«Торговый центр» закрыт на обеденный перерыв. У замкнутых дверей продуктового магазина черно-серые старушки покорно ждут открытия. От запертого винного отдела змеится мрачноватая очередь еще трезвых мужчин.
С тыльной стороны «центра» - завал из разбитых бочек, смятых картонных коробок, горы ломаных тарных ящиков.
Тут еще одна очередь - у пункта приема стеклотары. Сумки, сетки, чемоданы, рюкзаки с бутылками. В отличие от очередей у магазина, эта очередь являет собой говорливое, неунывающее братство.
В грязном отгороженном тупичке замагазинного лабиринта, на ящиках из-под марокканских апельсинов сидят Настя и Мишка.
Мишке - двадцать один год. Он в кроссовках, вельветовых порточках и в теплой «вареной» курточке с белым воротничком из искусственного меха.
Настя покуривает, Мишка захлебывается новостями:
- …такие возможности, малыш, полный атас! Люди… Солидняк, с «волгарями». Главный - на «мерседесе»! «Старик, - это мне главный говорит. - Старик, сейчас само время раскрыло тебе свои объятия! Копеечка только ленивому в рот не течет! Хочешь, - говорит, - становись на штамп, прессуй кнопки. На пластмассе гарантирую полштуки, на металле - до восьмисот! Через год у тебя квартира, через полтора - тачка. Не хочешь уродоваться на станке - ты же десантник, - давай в охрану. Штука обеспечена».
- Что? - не поняла Настя.
- Тысяча за охрану кооператива.
- Сторожем, что ли?
- Малыш! - Мишка даже за голову схватился. - Ну, ты даешь! «Сторожем»! Теперь все, как у людей: есть рэкет - шобла, которая шерстит кооператоров. С каждого дела - две-три тысячи в месяц. А этих дел сейчас по Москве - хоть задницей ешь.
- Как это? - удивилась Настя.
- А очень просто. Ты имеешь свое дело. Кооперативное. Я прихожу к тебе и говорю: «Анастасия Александровна, хотите спокойно жить и работать?» Ты говоришь: «Хочу». Так вот, говорю, извольте ежемесячно отстегивать нам столько-то и столько-то… Поняла? И так с каждого.
- А я не могу тебе сказать: «Вали-ка ты, Миша»?

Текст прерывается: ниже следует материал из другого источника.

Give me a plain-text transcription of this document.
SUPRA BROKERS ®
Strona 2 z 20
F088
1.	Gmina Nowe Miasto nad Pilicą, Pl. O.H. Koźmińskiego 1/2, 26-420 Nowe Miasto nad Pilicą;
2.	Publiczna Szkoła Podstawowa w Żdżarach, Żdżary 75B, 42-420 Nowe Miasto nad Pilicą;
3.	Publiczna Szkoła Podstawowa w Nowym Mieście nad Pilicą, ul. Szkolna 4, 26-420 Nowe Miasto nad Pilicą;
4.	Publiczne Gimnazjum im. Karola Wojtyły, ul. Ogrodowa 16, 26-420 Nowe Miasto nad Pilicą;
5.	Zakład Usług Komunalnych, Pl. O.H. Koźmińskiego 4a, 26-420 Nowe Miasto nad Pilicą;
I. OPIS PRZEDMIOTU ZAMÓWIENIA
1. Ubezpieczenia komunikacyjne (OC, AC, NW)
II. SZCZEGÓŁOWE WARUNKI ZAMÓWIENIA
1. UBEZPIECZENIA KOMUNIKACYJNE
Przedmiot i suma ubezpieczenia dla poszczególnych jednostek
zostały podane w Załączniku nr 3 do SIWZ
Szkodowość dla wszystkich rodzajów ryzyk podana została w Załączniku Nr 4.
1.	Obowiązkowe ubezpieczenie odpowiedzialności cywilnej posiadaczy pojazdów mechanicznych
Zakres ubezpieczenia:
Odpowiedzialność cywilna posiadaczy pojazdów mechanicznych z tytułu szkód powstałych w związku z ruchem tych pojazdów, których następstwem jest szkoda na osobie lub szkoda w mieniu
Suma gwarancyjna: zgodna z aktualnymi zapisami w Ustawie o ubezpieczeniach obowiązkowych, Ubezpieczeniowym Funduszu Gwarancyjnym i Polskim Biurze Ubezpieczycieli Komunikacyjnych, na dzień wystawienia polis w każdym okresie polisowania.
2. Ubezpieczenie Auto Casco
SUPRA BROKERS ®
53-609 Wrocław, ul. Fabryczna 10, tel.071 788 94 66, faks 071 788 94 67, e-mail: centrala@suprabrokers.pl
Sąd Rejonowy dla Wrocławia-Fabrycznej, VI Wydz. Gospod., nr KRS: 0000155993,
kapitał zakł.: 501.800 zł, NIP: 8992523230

- Вполне. Утром приезжаешь - оборудование разгромлено, помещение сожжено. Я прихожу снова. Спрашиваю: «Ну как, Анастасия Александровна?» И ты отстегиваешь, что с тебя просят, или тебя подвешивают где-нибудь в лесочке за ноги и раскаленным утюжком по животику. И вот от них этот кооператив надо защищать.
- А если в милицию?
- А там что, не люди? Я тебя умоляю!.. Все хотят вкусно кушать. Слушай, ты можешь не курить? Ну что это такое? Сколько раз…
- Не ханжи. Дальше.
- Я к Сереге. С которым демобилизовывался… А Серега говорит: «На хрена нам эти кооперативы? Что мы, даром два года в ВДВ отмантулили? Лучше сразу в рэкет. Главное - в приличную шоблу встрять. Мы - ребята тренированные, а там, если с головой…»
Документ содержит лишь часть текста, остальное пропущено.